I did absolutely no review for this exam. I'm not telling you this as some sort of demented teacher badge of honor; I'm telling you this because I don't see the point of wasting class time reviewing for an exam that I knew wasn't a valid assessment of learning in the first place. I'm not really interested in how students do on what I consider to be a 90-minute guess-and-forget-fest at the end of each semester. Their portfolios were what mattered to me--places where students created, collected, and reflected on evidence of their understanding, which, to me, are better measures of what students were going to walk away with. Not perfect measures, but better. Their portfolios were what I used to determine their final scores, and that's what my students were busy doing when everyone else was reviewing.
I also did no review because I wanted to see how much science stuff my students could remember on their own. If I had set up the learning conditions correctly throughout the semester (i.e., the students did the work of learning), shouldn't they be able to be successful on this exam without review? What's the need for review, other than cramming content into kids' heads just long enough so they can remember it on guess-fest day? To me, reviewing is a bit like stacking the deck--how do you know what is really stuck in students' long-term memory? How can you draw valid inferences about real student learning after a few days spent putting random facts into short-term memory?
My students did just fine on the exam. While there was one area they did poorly on (Photosynthesis & Cell Respiration), this was because of different interpretations by different teachers of what the objectives looked like after students had mastered them. Our communication of what those look like will need to be improved for next year. Overall, however, my students did pretty well--and not once did I lecture at them, make them take notes, have them do textbook worksheets, or write out definitions to vocabulary words. But I don't place much stock in those exam results--because the test, to me, was invalid in its design in the first place.
Just because you have common assessments doesn't mean the data gathered from them means anything at all. If the construction of the assessment is flawed, the data obtained from the assessment will be flawed as well.

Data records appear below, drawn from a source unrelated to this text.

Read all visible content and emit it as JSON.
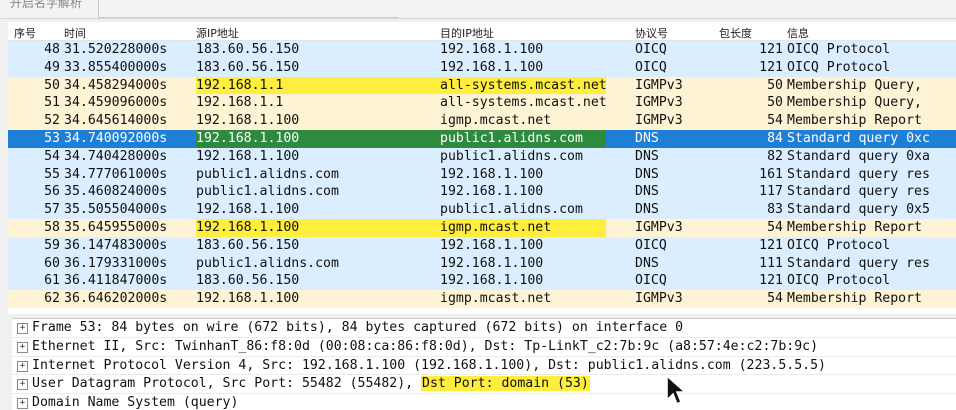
{
  "top_title": "开启名字解析",
  "columns": {
    "no": "序号",
    "time": "时间",
    "src": "源IP地址",
    "dst": "目的IP地址",
    "protocol": "协议号",
    "length": "包长度",
    "info": "信息"
  },
  "packets": [
    {
      "no": "48",
      "time": "31.520228000s",
      "src": "183.60.56.150",
      "dst": "192.168.1.100",
      "protocol": "OICQ",
      "length": "121",
      "info": "OICQ Protocol",
      "row_style": "udp",
      "highlight": ""
    },
    {
      "no": "49",
      "time": "33.855400000s",
      "src": "183.60.56.150",
      "dst": "192.168.1.100",
      "protocol": "OICQ",
      "length": "121",
      "info": "OICQ Protocol",
      "row_style": "udp",
      "highlight": ""
    },
    {
      "no": "50",
      "time": "34.458294000s",
      "src": "192.168.1.1",
      "dst": "all-systems.mcast.net",
      "protocol": "IGMPv3",
      "length": "50",
      "info": "Membership Query,",
      "row_style": "igmp",
      "highlight": "src_dst"
    },
    {
      "no": "51",
      "time": "34.459096000s",
      "src": "192.168.1.1",
      "dst": "all-systems.mcast.net",
      "protocol": "IGMPv3",
      "length": "50",
      "info": "Membership Query,",
      "row_style": "igmp",
      "highlight": ""
    },
    {
      "no": "52",
      "time": "34.645614000s",
      "src": "192.168.1.100",
      "dst": "igmp.mcast.net",
      "protocol": "IGMPv3",
      "length": "54",
      "info": "Membership Report",
      "row_style": "igmp",
      "highlight": ""
    },
    {
      "no": "53",
      "time": "34.740092000s",
      "src": "192.168.1.100",
      "dst": "public1.alidns.com",
      "protocol": "DNS",
      "length": "84",
      "info": "Standard query 0xc",
      "row_style": "selected",
      "highlight": "src_dst"
    },
    {
      "no": "54",
      "time": "34.740428000s",
      "src": "192.168.1.100",
      "dst": "public1.alidns.com",
      "protocol": "DNS",
      "length": "82",
      "info": "Standard query 0xa",
      "row_style": "udp",
      "highlight": ""
    },
    {
      "no": "55",
      "time": "34.777061000s",
      "src": "public1.alidns.com",
      "dst": "192.168.1.100",
      "protocol": "DNS",
      "length": "161",
      "info": "Standard query res",
      "row_style": "udp",
      "highlight": ""
    },
    {
      "no": "56",
      "time": "35.460824000s",
      "src": "public1.alidns.com",
      "dst": "192.168.1.100",
      "protocol": "DNS",
      "length": "117",
      "info": "Standard query res",
      "row_style": "udp",
      "highlight": ""
    },
    {
      "no": "57",
      "time": "35.505504000s",
      "src": "192.168.1.100",
      "dst": "public1.alidns.com",
      "protocol": "DNS",
      "length": "83",
      "info": "Standard query 0x5",
      "row_style": "udp",
      "highlight": ""
    },
    {
      "no": "58",
      "time": "35.645955000s",
      "src": "192.168.1.100",
      "dst": "igmp.mcast.net",
      "protocol": "IGMPv3",
      "length": "54",
      "info": "Membership Report",
      "row_style": "igmp",
      "highlight": "src_dst"
    },
    {
      "no": "59",
      "time": "36.147483000s",
      "src": "183.60.56.150",
      "dst": "192.168.1.100",
      "protocol": "OICQ",
      "length": "121",
      "info": "OICQ Protocol",
      "row_style": "udp",
      "highlight": ""
    },
    {
      "no": "60",
      "time": "36.179331000s",
      "src": "public1.alidns.com",
      "dst": "192.168.1.100",
      "protocol": "DNS",
      "length": "111",
      "info": "Standard query res",
      "row_style": "udp",
      "highlight": ""
    },
    {
      "no": "61",
      "time": "36.411847000s",
      "src": "183.60.56.150",
      "dst": "192.168.1.100",
      "protocol": "OICQ",
      "length": "121",
      "info": "OICQ Protocol",
      "row_style": "udp",
      "highlight": ""
    },
    {
      "no": "62",
      "time": "36.646202000s",
      "src": "192.168.1.100",
      "dst": "igmp.mcast.net",
      "protocol": "IGMPv3",
      "length": "54",
      "info": "Membership Report",
      "row_style": "igmp",
      "highlight": ""
    }
  ],
  "details": [
    {
      "text": "Frame 53: 84 bytes on wire (672 bits), 84 bytes captured (672 bits) on interface 0",
      "highlight": ""
    },
    {
      "text": "Ethernet II, Src: TwinhanT_86:f8:0d (00:08:ca:86:f8:0d), Dst: Tp-LinkT_c2:7b:9c (a8:57:4e:c2:7b:9c)",
      "highlight": ""
    },
    {
      "text": "Internet Protocol Version 4, Src: 192.168.1.100 (192.168.1.100), Dst: public1.alidns.com (223.5.5.5)",
      "highlight": ""
    },
    {
      "text": "User Datagram Protocol, Src Port: 55482 (55482), ",
      "highlight": "Dst Port: domain (53)"
    },
    {
      "text": "Domain Name System (query)",
      "highlight": ""
    }
  ],
  "expand_symbol": "+",
  "colors": {
    "udp_row": "#daeeff",
    "igmp_row": "#fff3d6",
    "selected_row": "#1e7fd6",
    "highlight": "#ffee3d",
    "highlight_on_selected": "#2d8a3e"
  },
  "icons": {
    "cursor": "mouse-pointer-icon"
  }
}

While poorly-constructed exams frustrate me, what really gets me all snarky about these poorly-constructed exams is what they do to students. They just reinforce the idea to kids that rote memorization and recall is what learning is about, that how much remembered is important, that content is king. And that's why I think final exams--or any exam written so students can do well without actually showing any real learning--are making kids stupid. They teach students to not think.
Looking back on this post, I can see the edges of my outrage peeking through--I apologize for that. But I can't apologize for how I feel about final exams or any other exam that was designed to make a teacher's job easier rather than focus on what's best for students. There are better ways to assess what really matters, authentic ways to measure student thinking and learning that matters--and we need to get out of our comfort zones and use those better assessments. However, in order for these "assessments that matter" to become commonplace, I think what is valued as "learning" by educators needs to undergo some change first.